Une bonne gouvernance pour garantir la durabilité des systèmes tant naturels qu’humains

Non conforme Non conforme Non conforme Non conforme Non conforme
Commentaire général Des actions à mener pour arriver à une filière durable Des actions à mener pour arriver à une filière durable Des actions à mener pour arriver à une filière durable Des actions à mener pour arriver à une filière durable Des actions à mener pour arriver à une filière durable

 

Steve D.

Nous poursuivons notre série d’articles sur l’agriculture durable en Côte d’ivoire par une analyse des certifications agricoles présentes dans la filière cacao en établissant une correspondance entre elles et les principaux acteurs de la chaîne de valeur : sociétés coopératives, traitants, sociétés exportatrices (traders) et transformateurs (industriels). Notre analyse se résume en trois (3) principaux points:

  • Premièrement, nous définirons la certification et la labellisation agricole ;
  • Ensuite, nous expliquerons pourquoi notre analyse se porte sur la filière cacao en CI ;
  • Enfin, nous terminerons en  établissant une corrélation entre sociétés coopératives, traitants, exportateurs et usiniers agréés et les certifications agricoles qui leur correspondent le mieux en termes de gains ou de bénéfices.
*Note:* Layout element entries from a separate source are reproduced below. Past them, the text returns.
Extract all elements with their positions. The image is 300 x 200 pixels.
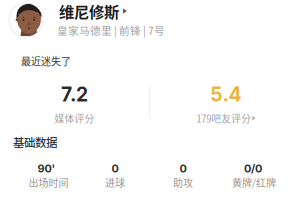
staticText: 最近迷失了 <box>21 54 71 68</box>
button[interactable]: 7.2 <box>54 83 94 125</box>
staticText: 皇家马德里 | 前锋 | 7号 <box>57 22 165 38</box>
button[interactable]: 维尼修斯 <box>59 0 127 22</box>
staticText: 5.4 <box>210 83 242 106</box>
staticText: 基础数据 <box>13 134 57 150</box>
staticText: 媒体评分 <box>54 111 94 125</box>
staticText: 黄牌/红牌 <box>232 175 276 190</box>
button[interactable]: 5.4 <box>196 83 256 125</box>
staticText: 进球 <box>105 175 125 190</box>
staticText: 出场时间 <box>28 175 68 190</box>
staticText: 0 <box>180 162 186 175</box>
staticText: 0/0 <box>244 162 262 175</box>
staticText: 7.2 <box>61 83 88 106</box>
staticText: 179吧友评分 <box>196 111 251 125</box>
staticText: 助攻 <box>173 175 193 190</box>
staticText: 维尼修斯 <box>59 0 119 22</box>
staticText: 0 <box>112 162 118 175</box>
staticText: 90' <box>38 162 56 175</box>
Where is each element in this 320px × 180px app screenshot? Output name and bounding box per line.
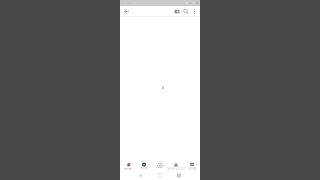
button[interactable]: Create bbox=[152, 160, 168, 171]
button[interactable]: More options bbox=[190, 6, 198, 17]
staticText: Library bbox=[188, 167, 196, 170]
button[interactable]: Library bbox=[184, 160, 200, 171]
button[interactable]: Back bbox=[121, 6, 133, 17]
button[interactable]: Shorts bbox=[136, 160, 152, 171]
button[interactable]: Home bbox=[150, 171, 170, 180]
button[interactable]: Home bbox=[120, 160, 136, 171]
staticText: Shorts bbox=[140, 167, 148, 170]
button[interactable]: Recent apps bbox=[170, 171, 188, 180]
staticText: Home bbox=[124, 167, 132, 170]
button[interactable]: Create video bbox=[172, 6, 182, 17]
staticText: Subscriptions bbox=[167, 167, 185, 170]
button[interactable]: Subscriptions bbox=[168, 160, 184, 171]
button[interactable]: Search bbox=[182, 6, 190, 17]
button[interactable]: Back bbox=[132, 171, 150, 180]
Comment définirons-nous la certification et la labellisation agricole ?

Nous reconduisons les définitions proposées dans notre précédent article intitulé : Enjeux Agriculture durable vs Enjeux Certification agricole (vous pouvez lire l’article à partir de ce lien).

La certification se définit comme  une procédure destinée à faire valider par un organisme indépendant (organisme de certification), le respect d’un cahier des charges (normes de certification) d'une organisation tierce par une entreprise. C'est un processus d'évaluation de la conformité (ou contrôle des points de conformité) qui aboutit à l'assurance écrite qu'un produit, une organisation ou une personne répond à certaines exigences ou critères de conformité.

La labellisation fait partie de la procédure de certification agricole. Elle est l’étape finale ou définitive de vérification de la conformité d’une entité (personne physique ou morale) à une norme de certification. Un label de certification est décerné à l’entité certifiée par le vérificateur. Le label est une marque ou un symbole qui indique la conformité d’une entreprise à une norme (de certification). Il est un outil de communication au sein de la chaîne de valeur entre vendeur et acheteur (ou consommateur final).

 

Pourquoi notre analyse se focalise-t-elle sur la filière cacao en CI ?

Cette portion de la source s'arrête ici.